Vivian A. Bull, president of United Methodist-related Drew University in Madison, N.J., said it was a “wonderful opportunity” to be in Hiroshima and “see it in the eyes of the people who are living and working.”

“The young students who provided the tour leaders were very impressive.”

Keep peace at the center

A record number of college students attended the conference. They represented Japan, the United States, Argentina, Australia, Brazil, Cameroon, the Democratic Republic of Congo, Myanmar, Nigeria, the Philippines, South Korea and Taiwan.

Amos Nascimento, special assistant for global education and new initiatives at the United Methodist Board of Higher Education and Ministry, said the conference once focused on the chief executives and presidents of universities, but organizers realized they needed faculty and students as well.

By bringing together young people and faculty from around the world, said the Rev. Roger Ireson, organizers hoped to “start a new energy … that would result in exchange of ideas, of programs, of reminding the world of what is at the core of education for the Methodist church: to specialize in quality education but also in a deep, deep value system. That is what we started to do, and it’s working beautifully and I couldn’t be more pleased.” Ireson is professor of philosophy and religion at United Methodist-related Martin Methodist College, Pulaski, Tenn.

During the closing worship, San Antonio Area Bishop James E. Dorff shared about losing his academic regalia on the way to Japan.

“My soul was troubled,” he recalled. “I did not have peace.” Then he discovered he had left his academic dress on an airport shuttle bus.
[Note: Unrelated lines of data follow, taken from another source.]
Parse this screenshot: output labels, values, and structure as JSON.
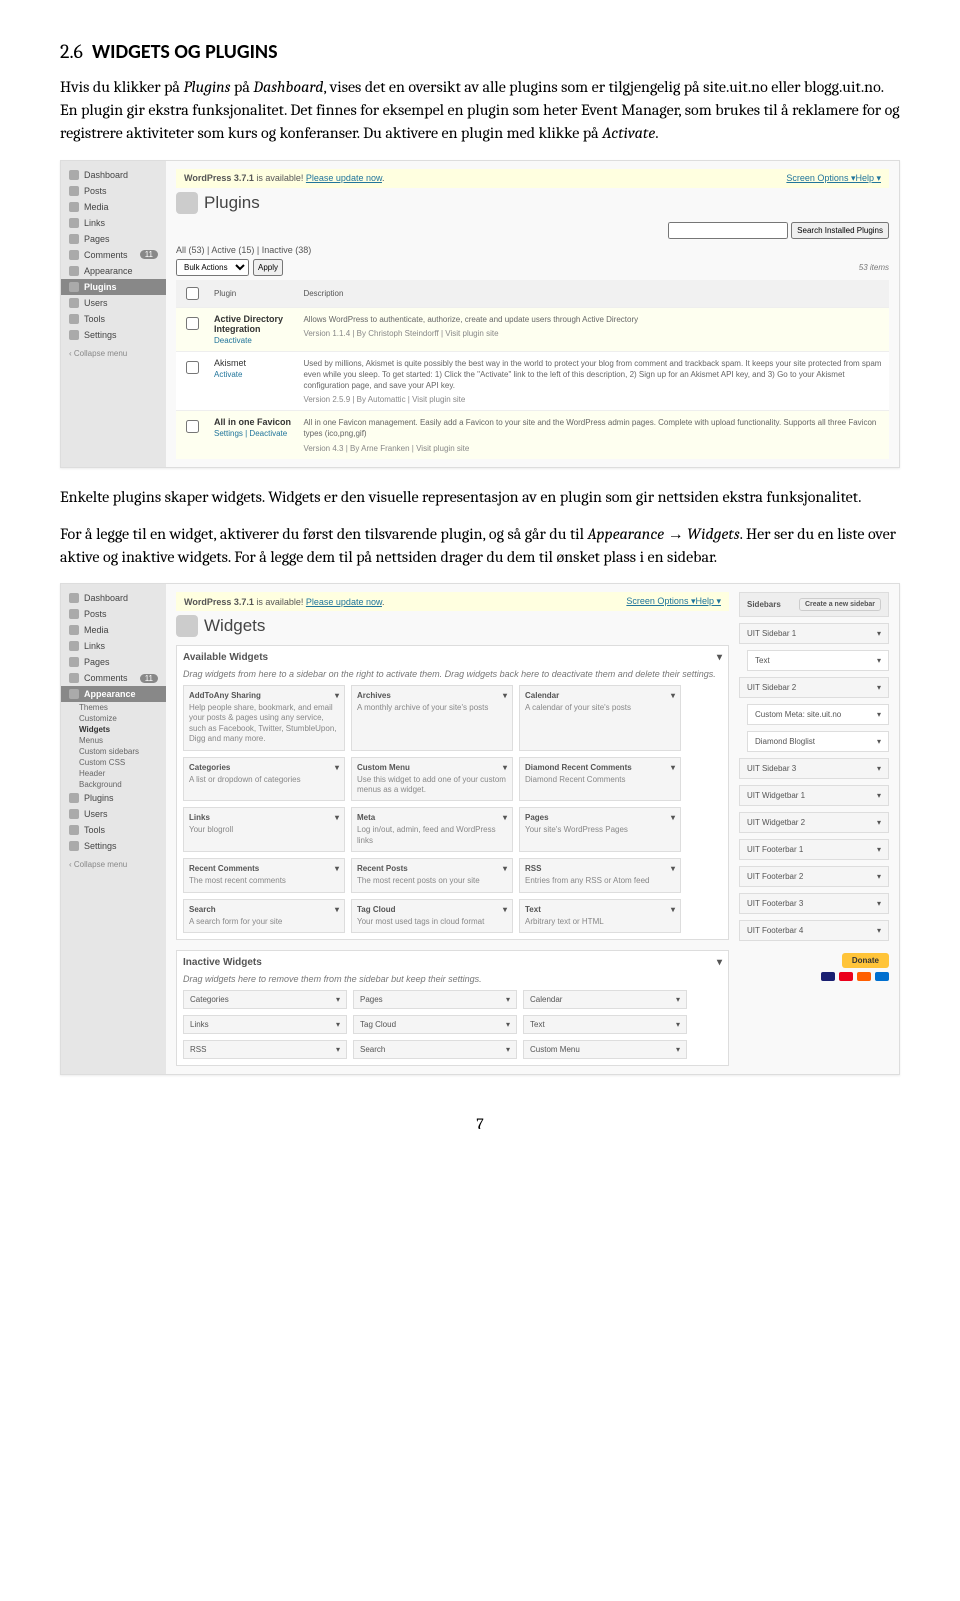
{
  "heading": {
    "num": "2.6",
    "title": "WIDGETS OG PLUGINS"
  },
  "para1_a": "Hvis du klikker på ",
  "para1_b": " på ",
  "para1_c": ", vises det en oversikt av alle plugins som er tilgjengelig på site.uit.no eller blogg.uit.no. En plugin gir ekstra funksjonalitet. Det finnes for eksempel en plugin som heter Event Manager, som brukes til å reklamere for og registrere aktiviteter som kurs og konferanser. Du aktivere en plugin med klikke på ",
  "para1_d": ".",
  "plugins_word": "Plugins",
  "dashboard_word": "Dashboard",
  "activate_word": "Activate",
  "para2": "Enkelte plugins skaper widgets. Widgets er den visuelle representasjon av en plugin som gir nettsiden ekstra funksjonalitet.",
  "para3_a": "For å legge til en widget, aktiverer du først den tilsvarende plugin, og så går du til ",
  "para3_b": ". Her ser du en liste over aktive og inaktive widgets. For å legge dem til på nettsiden drager du dem til ønsket plass i en sidebar.",
  "appearance_word": "Appearance",
  "widgets_word": "Widgets",
  "arrow": "→",
  "pagenum": "7",
  "wp": {
    "notice_a": "WordPress 3.7.1",
    "notice_b": " is available! ",
    "notice_link": "Please update now",
    "screen_options": "Screen Options ▾",
    "help": "Help ▾",
    "menu": {
      "dashboard": "Dashboard",
      "posts": "Posts",
      "media": "Media",
      "links": "Links",
      "pages": "Pages",
      "comments": "Comments",
      "comment_count": "11",
      "appearance": "Appearance",
      "plugins": "Plugins",
      "users": "Users",
      "tools": "Tools",
      "settings": "Settings",
      "collapse": "‹ Collapse menu"
    },
    "plugins_page": {
      "title": "Plugins",
      "search_btn": "Search Installed Plugins",
      "subsub": "All (53) | Active (15) | Inactive (38)",
      "bulk": "Bulk Actions",
      "apply": "Apply",
      "items": "53 items",
      "col_plugin": "Plugin",
      "col_desc": "Description",
      "rows": [
        {
          "name": "Active Directory Integration",
          "links": "Deactivate",
          "active": true,
          "desc": "Allows WordPress to authenticate, authorize, create and update users through Active Directory",
          "ver": "Version 1.1.4 | By Christoph Steindorff | Visit plugin site"
        },
        {
          "name": "Akismet",
          "links": "Activate",
          "active": false,
          "desc": "Used by millions, Akismet is quite possibly the best way in the world to protect your blog from comment and trackback spam. It keeps your site protected from spam even while you sleep. To get started: 1) Click the \"Activate\" link to the left of this description, 2) Sign up for an Akismet API key, and 3) Go to your Akismet configuration page, and save your API key.",
          "ver": "Version 2.5.9 | By Automattic | Visit plugin site"
        },
        {
          "name": "All in one Favicon",
          "links": "Settings | Deactivate",
          "active": true,
          "desc": "All in one Favicon management. Easily add a Favicon to your site and the WordPress admin pages. Complete with upload functionality. Supports all three Favicon types (ico,png,gif)",
          "ver": "Version 4.3 | By Arne Franken | Visit plugin site"
        }
      ]
    },
    "widgets_page": {
      "title": "Widgets",
      "avail_title": "Available Widgets",
      "avail_desc": "Drag widgets from here to a sidebar on the right to activate them. Drag widgets back here to deactivate them and delete their settings.",
      "widgets": [
        {
          "t": "AddToAny Sharing",
          "d": "Help people share, bookmark, and email your posts & pages using any service, such as Facebook, Twitter, StumbleUpon, Digg and many more."
        },
        {
          "t": "Archives",
          "d": "A monthly archive of your site's posts"
        },
        {
          "t": "Calendar",
          "d": "A calendar of your site's posts"
        },
        {
          "t": "Categories",
          "d": "A list or dropdown of categories"
        },
        {
          "t": "Custom Menu",
          "d": "Use this widget to add one of your custom menus as a widget."
        },
        {
          "t": "Diamond Recent Comments",
          "d": "Diamond Recent Comments"
        },
        {
          "t": "Links",
          "d": "Your blogroll"
        },
        {
          "t": "Meta",
          "d": "Log in/out, admin, feed and WordPress links"
        },
        {
          "t": "Pages",
          "d": "Your site's WordPress Pages"
        },
        {
          "t": "Recent Comments",
          "d": "The most recent comments"
        },
        {
          "t": "Recent Posts",
          "d": "The most recent posts on your site"
        },
        {
          "t": "RSS",
          "d": "Entries from any RSS or Atom feed"
        },
        {
          "t": "Search",
          "d": "A search form for your site"
        },
        {
          "t": "Tag Cloud",
          "d": "Your most used tags in cloud format"
        },
        {
          "t": "Text",
          "d": "Arbitrary text or HTML"
        }
      ],
      "inactive_title": "Inactive Widgets",
      "inactive_desc": "Drag widgets here to remove them from the sidebar but keep their settings.",
      "inactive": [
        "Categories",
        "Pages",
        "Calendar",
        "Links",
        "Tag Cloud",
        "Text",
        "RSS",
        "Search",
        "Custom Menu"
      ],
      "sidebars_title": "Sidebars",
      "create_new": "Create a new sidebar",
      "sb": [
        {
          "n": "UIT Sidebar 1",
          "items": [
            "Text"
          ]
        },
        {
          "n": "UIT Sidebar 2",
          "items": [
            "Custom Meta: site.uit.no",
            "Diamond Bloglist"
          ]
        },
        {
          "n": "UIT Sidebar 3"
        },
        {
          "n": "UIT Widgetbar 1"
        },
        {
          "n": "UIT Widgetbar 2"
        },
        {
          "n": "UIT Footerbar 1"
        },
        {
          "n": "UIT Footerbar 2"
        },
        {
          "n": "UIT Footerbar 3"
        },
        {
          "n": "UIT Footerbar 4"
        }
      ],
      "sub_appearance": [
        "Themes",
        "Customize",
        "Widgets",
        "Menus",
        "Custom sidebars",
        "Custom CSS",
        "Header",
        "Background"
      ],
      "donate": "Donate"
    }
  }
}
“Why was losing my regalia a big deal?” he asked. “Because that is the good stuff about me that says who I am.

“I fear God’s gift of peace has been lost in our regalia,” Dorff continued. “Sometimes we lose the gift of peace as we seek to find ourselves. We all need to give (our regalia) up and put on the mantle of the gift of peace.”

Dorff, president of the Board of Higher Education and Ministry, urged attendees to keep peace at the center of their lives.

“If you’re a preacher, preach it. If you’re a teacher, teach it. If you’re a student, learn it,” he said. “If we don’t, it’s not because God didn’t make it available. It’s because we didn’t take it. Put it on!”

Dunlap-Berg is general church content editor, United Methodist Communications, and associate editor, Interpreter.